TULUNGAGUNG – Pemerintah Kabupaten Tulungagung menggelar sosialisasi mengenai Peraturan Daerah (Perda) Kabupaten Tulungagung Nomor 4 Tahun 2023 tentang Rencana Tata Ruang Wilayah (RTRW) tahun 2023-2043. Acara ini berlangsung di aula lantai 2 Kantor Bupati Kabupaten Tulungagung, dengan narasumber utama, Kepala Dinas PUPR Kabupaten Tulungagung, Dwi Hary Subagyo, serta Kepala Bidang Penataan Ruang Wilayah dari Dinas Perumahan Rakyat, Kawasan Permukiman, dan Cipta Karya (PRKPCK) Provinsi Jawa Timur, Arief Tri Hardjoko. Peserta dari agenda penting ini adalah para camat se-Kabupaten Tulungagung.
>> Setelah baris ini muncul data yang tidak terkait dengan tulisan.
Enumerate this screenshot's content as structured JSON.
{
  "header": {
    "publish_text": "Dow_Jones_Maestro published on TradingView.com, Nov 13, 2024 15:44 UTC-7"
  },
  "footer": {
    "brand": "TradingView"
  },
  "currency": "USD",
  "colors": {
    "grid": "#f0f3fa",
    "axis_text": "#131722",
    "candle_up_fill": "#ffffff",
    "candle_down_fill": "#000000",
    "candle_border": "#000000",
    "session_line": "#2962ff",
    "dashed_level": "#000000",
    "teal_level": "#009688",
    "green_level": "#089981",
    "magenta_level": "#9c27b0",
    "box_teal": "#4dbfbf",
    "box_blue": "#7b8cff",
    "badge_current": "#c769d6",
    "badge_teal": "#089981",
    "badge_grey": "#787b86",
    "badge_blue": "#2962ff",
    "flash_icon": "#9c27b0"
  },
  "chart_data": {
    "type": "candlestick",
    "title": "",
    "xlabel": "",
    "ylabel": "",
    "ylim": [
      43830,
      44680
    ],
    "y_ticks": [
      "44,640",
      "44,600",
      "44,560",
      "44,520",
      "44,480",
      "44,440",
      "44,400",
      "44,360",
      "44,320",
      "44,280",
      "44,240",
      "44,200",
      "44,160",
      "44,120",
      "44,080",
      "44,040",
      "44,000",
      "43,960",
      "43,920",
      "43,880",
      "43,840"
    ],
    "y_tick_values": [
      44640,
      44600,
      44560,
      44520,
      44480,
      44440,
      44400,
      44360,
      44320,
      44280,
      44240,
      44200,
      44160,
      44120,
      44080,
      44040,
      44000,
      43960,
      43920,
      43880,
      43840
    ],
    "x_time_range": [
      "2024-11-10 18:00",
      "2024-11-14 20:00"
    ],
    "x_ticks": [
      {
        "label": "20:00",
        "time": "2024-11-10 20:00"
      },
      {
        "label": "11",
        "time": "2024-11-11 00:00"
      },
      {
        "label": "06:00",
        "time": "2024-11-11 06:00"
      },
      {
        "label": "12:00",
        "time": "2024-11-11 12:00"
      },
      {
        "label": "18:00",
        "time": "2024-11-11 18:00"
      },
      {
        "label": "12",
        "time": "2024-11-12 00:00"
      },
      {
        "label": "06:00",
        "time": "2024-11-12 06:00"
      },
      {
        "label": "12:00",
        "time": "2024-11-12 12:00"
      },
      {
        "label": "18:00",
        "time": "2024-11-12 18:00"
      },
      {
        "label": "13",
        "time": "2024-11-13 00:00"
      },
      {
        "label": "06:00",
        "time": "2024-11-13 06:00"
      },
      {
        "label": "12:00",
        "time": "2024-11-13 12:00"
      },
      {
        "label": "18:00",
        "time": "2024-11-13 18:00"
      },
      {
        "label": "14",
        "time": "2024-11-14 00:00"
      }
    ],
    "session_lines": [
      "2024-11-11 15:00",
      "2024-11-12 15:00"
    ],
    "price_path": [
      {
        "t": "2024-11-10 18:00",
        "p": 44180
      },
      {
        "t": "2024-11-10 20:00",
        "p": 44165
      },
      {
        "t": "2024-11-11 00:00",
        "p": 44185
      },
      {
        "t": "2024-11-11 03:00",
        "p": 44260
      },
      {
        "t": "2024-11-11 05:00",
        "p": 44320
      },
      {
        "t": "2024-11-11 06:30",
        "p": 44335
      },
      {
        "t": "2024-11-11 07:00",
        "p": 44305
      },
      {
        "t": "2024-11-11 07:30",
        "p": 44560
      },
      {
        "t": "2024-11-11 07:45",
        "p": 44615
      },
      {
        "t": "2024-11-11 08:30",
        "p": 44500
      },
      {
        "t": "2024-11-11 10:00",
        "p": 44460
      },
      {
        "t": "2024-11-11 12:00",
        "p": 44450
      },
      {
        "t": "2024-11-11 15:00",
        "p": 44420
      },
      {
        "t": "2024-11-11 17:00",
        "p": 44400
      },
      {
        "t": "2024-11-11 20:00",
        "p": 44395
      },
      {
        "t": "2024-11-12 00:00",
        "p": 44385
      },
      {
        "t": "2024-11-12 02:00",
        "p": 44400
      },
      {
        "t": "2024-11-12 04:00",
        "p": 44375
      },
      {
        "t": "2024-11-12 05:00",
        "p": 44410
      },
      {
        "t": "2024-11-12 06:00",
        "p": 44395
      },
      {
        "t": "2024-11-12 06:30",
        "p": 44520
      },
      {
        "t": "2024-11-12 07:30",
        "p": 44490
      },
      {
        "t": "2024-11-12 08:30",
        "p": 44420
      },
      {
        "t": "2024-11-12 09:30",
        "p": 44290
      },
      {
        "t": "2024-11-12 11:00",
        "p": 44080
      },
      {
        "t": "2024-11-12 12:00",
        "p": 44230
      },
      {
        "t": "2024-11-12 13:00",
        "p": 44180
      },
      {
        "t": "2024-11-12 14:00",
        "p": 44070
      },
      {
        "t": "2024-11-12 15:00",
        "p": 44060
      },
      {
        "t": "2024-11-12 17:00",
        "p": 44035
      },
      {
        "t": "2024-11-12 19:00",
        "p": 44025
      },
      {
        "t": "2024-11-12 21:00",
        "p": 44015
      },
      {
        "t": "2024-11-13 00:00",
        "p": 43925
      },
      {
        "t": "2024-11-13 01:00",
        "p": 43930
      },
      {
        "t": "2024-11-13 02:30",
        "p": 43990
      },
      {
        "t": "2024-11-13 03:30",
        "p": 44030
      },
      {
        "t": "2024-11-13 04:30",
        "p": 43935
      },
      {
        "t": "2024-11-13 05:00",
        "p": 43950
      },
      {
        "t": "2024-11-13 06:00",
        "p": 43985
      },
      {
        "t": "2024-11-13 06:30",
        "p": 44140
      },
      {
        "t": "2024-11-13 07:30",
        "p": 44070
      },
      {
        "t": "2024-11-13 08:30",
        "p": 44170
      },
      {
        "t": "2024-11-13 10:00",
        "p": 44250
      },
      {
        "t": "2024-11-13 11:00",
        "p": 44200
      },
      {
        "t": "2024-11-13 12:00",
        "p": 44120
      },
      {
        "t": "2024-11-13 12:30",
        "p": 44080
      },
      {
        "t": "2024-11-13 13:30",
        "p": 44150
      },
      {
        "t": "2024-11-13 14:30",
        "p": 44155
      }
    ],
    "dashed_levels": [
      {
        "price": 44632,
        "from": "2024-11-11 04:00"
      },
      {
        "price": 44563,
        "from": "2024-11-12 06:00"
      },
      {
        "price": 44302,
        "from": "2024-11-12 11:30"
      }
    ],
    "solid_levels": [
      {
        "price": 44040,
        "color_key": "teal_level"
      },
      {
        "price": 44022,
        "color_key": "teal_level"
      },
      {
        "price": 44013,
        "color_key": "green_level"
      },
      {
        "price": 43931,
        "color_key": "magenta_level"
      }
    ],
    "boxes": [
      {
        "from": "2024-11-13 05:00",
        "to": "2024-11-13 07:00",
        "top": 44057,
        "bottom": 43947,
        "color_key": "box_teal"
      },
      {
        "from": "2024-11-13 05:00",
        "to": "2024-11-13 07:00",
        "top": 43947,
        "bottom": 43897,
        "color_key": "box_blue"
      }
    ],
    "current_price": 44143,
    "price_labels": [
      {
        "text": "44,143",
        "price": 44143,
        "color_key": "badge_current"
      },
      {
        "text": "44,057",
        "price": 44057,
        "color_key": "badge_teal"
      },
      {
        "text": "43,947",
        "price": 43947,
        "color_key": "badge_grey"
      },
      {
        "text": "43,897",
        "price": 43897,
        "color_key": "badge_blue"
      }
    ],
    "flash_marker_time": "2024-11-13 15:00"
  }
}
Perda RTRW Kabupaten Tulungagung telah terbit pada tanggal 24 Februari lalu, dan saat ini berada pada tahap sosialisasi. Dalam kesempatan ini, Kepala Dinas PUPR Kabupaten Tulungagung, Dwi Hary Subagyo, menekankan pentingnya sosialisasi dan implementasi isi dari Perda RTRW tersebut. Beliau juga menambahkan bahwa terdapat isu-isu strategis dalam Perda RTRW ini, seperti batas wilayah, batas hutan, ruang terbuka hijau, kawasan pertanian pangan berkelanjutan, mitigasi bencana, dan garis pantai. Semua ini akan menjadi panduan penting untuk pembangunan Kabupaten Tulungagung yang berkelanjutan.
Kepala Bidang Penataan Ruang Wilayah, Arief Tri Hardjoko, juga memberikan informasi yang menarik. Beliau mengungkapkan bahwa Tulungagung masuk dalam klasifikasi industri nasional, kategori industri pertahanan keamanan. Selain itu, update RTRW ini akan membantu mengenai zonasi dan titik industri serta potensi agropolitan, yang akan menjadi poin sentral untuk kemajuan Tulungagung. Dengan memodifikasi rencana berdasarkan potensi yang dimiliki, akan meningkatkan perkembangan agroindustri Tulungagung, terutama dengan pengaruh dari infrastruktur fasilitas negara seperti Jalan Lintas Selatan (JLS).
Kehadiran Perda RTRW ini juga memberikan dampak positif pada Forum Penataan Ruang Kabupaten Tulungagung. Wakil Ketua Forum Penataan Ruang, Agustina Nurul Hidayati, menyampaikan bahwa Perda RTRW ini akan memudahkan masyarakat dalam hal perizinan dan arah pembangunan Kabupaten Tulungagung. Forum Penataan Ruang juga mempertimbangkan mitigasi sebagai bagian penting dalam proses ini.
Semua ini menunjukkan komitmen Pemerintah Kabupaten Tulungagung untuk pembangunan yang berkelanjutan dan terorganisir dengan baik. Sosialisasi Perda RTRW ini merupakan langkah awal yang penting dalam mewujudkan potensi agropolitan, minapolitan, pansela, dan kawasan potensial geopark di Kabupaten Tulungagung.